Para Lo que quisimos ser se podría invocar a sustantivos como sencillez, pequeñez y emoción. Es más, si se atiende a varias de las reseñas publicadas en diversos medios, se notará una recurrencia hacia tales expresiones. No obstante, podemos preguntarnos cuál es el alcance de las mismas y qué significan en el contexto de una filmografía con altibajos, pero nunca indiferente, de Alejandro Agresti. En efecto, ¿qué ha quedado de la intensidad de un cineasta que se posicionó como uno de los exponentes más interesantes del cine argentino en décadas de mediocridad reinante? ¿En qué recovecos se esconde esa fuerza desbocada de películas felizmente fallidas? La sensación que tengo, siempre con ánimo de dejar la puerta abierta a la revisión, es que esta historia con dos personajes (Luis Rubio y Eleonora Wexler) que se encuentran azarosamente en el cine mientras ven Ayuno de amor (Howard Hawks, 1940) carece de energía y está impregnada de un aire añejo, una melancolía acaso ligada a ciertas zonas del cine argentino de los ochenta, forjada a base de acumulación de golpes bajos y de líneas de diálogos donde cada intervención se pretendía como legado de Séneca. La lógica mecánica en el modo en que se filman las conversaciones (¡que muchos asociaron como homenaje a la screwball!), el carácter sentencioso de los mismos y la falta de desarrollo de cuestiones que apenas asoman desde el punto de vista político, sumados a la utilización de una voz en off omnipresente, se convierten en signos propios de una pereza formal (antes que minimalismo), algo poco entendible para un cineasta del ímpetu de Agresti.

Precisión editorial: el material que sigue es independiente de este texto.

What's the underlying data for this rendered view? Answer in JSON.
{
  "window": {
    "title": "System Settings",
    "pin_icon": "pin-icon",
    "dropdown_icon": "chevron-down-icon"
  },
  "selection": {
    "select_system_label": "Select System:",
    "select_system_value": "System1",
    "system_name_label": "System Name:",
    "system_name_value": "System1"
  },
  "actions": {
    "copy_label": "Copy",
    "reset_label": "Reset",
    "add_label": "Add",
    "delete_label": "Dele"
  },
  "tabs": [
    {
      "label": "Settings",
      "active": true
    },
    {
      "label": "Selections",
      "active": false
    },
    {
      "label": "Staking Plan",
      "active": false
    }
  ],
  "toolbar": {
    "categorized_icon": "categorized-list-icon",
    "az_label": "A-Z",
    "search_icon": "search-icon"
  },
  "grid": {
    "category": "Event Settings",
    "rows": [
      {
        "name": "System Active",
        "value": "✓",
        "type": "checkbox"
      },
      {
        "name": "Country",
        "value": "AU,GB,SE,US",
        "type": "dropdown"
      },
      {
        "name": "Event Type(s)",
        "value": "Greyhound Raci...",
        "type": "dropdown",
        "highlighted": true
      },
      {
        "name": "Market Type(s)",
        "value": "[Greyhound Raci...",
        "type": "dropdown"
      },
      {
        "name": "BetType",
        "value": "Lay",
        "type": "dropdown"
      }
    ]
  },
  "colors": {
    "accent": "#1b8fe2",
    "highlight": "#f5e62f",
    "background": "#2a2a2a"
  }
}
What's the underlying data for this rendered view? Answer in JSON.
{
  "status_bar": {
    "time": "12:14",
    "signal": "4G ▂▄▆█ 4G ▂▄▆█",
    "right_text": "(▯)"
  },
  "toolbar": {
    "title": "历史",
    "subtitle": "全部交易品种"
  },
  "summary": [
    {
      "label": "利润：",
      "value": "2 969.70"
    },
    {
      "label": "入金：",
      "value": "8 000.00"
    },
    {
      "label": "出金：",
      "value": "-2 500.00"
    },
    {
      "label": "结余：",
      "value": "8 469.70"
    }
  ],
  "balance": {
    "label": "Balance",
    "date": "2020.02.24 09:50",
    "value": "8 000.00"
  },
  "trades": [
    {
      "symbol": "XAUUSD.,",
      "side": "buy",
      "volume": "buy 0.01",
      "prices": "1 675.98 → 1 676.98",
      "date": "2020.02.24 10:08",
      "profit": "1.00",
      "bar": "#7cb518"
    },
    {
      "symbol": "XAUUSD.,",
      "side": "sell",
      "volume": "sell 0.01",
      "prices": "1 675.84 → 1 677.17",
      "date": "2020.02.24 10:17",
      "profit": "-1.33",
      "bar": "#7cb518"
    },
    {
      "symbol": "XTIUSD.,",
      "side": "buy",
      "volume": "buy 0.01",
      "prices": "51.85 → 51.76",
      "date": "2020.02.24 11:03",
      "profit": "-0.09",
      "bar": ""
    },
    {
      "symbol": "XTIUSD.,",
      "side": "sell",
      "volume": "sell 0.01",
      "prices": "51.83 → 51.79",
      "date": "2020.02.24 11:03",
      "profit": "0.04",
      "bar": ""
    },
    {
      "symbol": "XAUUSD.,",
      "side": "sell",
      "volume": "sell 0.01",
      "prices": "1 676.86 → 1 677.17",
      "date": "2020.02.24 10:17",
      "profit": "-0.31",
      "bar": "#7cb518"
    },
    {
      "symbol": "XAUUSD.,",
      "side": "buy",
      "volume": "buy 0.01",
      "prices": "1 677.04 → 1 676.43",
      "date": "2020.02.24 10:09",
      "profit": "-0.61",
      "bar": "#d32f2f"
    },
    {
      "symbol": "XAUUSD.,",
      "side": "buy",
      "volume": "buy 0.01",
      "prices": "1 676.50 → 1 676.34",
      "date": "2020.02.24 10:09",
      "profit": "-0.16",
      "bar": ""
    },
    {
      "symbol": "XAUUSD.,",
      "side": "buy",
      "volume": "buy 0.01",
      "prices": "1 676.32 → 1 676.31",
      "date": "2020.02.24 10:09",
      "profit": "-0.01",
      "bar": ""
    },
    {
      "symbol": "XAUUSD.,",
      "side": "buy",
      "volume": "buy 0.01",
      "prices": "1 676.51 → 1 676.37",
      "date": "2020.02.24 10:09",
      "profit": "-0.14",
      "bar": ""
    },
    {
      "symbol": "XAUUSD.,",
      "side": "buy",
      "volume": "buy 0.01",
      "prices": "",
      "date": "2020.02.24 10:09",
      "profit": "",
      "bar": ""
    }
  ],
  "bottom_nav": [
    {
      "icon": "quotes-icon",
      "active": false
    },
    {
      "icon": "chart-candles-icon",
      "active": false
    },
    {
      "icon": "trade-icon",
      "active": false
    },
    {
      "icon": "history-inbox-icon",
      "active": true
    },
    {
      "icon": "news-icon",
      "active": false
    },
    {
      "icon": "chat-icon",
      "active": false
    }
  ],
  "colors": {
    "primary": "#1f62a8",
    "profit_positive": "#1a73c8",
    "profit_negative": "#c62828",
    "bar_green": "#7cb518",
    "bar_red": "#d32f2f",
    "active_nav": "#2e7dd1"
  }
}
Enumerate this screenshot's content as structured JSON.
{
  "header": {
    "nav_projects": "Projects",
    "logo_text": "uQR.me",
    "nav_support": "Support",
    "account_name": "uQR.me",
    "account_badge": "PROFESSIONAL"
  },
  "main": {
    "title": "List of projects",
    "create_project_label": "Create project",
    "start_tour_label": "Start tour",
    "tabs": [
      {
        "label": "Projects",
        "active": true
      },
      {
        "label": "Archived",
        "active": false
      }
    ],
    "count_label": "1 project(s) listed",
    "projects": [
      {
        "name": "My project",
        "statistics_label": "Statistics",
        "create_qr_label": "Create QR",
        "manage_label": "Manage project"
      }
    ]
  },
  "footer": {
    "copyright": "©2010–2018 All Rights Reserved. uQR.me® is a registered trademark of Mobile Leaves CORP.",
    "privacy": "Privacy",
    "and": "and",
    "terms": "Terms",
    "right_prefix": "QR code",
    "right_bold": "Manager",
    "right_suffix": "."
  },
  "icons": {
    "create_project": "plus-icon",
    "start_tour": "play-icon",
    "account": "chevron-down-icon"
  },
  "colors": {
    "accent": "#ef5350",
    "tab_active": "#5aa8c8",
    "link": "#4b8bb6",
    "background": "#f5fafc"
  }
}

De todos modos, se puede rescatar algo en la naturaleza de dos seres humanos que juegan a ser lo que quisieron ser. Hay un sesgo de ternura en la condición de dos solitarios que viven como pueden, a veces fuera de época, con pasiones que no necesariamente cuadran con los paradigmas mercantiles del mundo contemporáneo. Ella quiere ser escritora, él, astronauta. Y esas proyecciones son las que se ponen en funcionamiento cada vez que se encuentran en el mismo bar, apañados por un simpático mozo. La historia comienza a fines de los noventa en una sala prácticamente vacía, lo cual dice bastante del contexto socioeconómico y cultural que dejó el menemismo, motivo suficiente como para fugarse existencialmente hacia identidades fingidas e intentar buscar en otro/a una cuota de amor que, aunque pasajero, sea un refugio posible. Los cambios personales y políticos están hábilmente trabajados por Agresti mediante elipsis que opacan al mismo tiempo los grandes acontecimientos fuera de campo (por ejemplo, la crisis del 2001). Con sólo cambiar de bar para los encuentros se pretende referir el colapso de entonces (curiosa manera de proceder para un director que ha hecho películas como El acto en cuestión o Buenos Aires viceversa). Y no se trata de declamar, por supuesto, pero al menos uno esperaría una elección más jugada acorde con el marco que se elige para el pequeño relato. Por momentos, las discusiones de la pareja en términos políticos entran en un cuadro más sentencioso que las palabras que intercambian sobre la vida en general.
Pero como algo de magia siempre queda, hay una última secuencia donde lo emotivo sí encuentra los carriles adecuados. La charla que sostienen Yuri y el hijo de Irene redimen a la película de la cursilería que la impregna. Por una vez, parecen justificadas las palabras sencillez, pequeñez y emoción.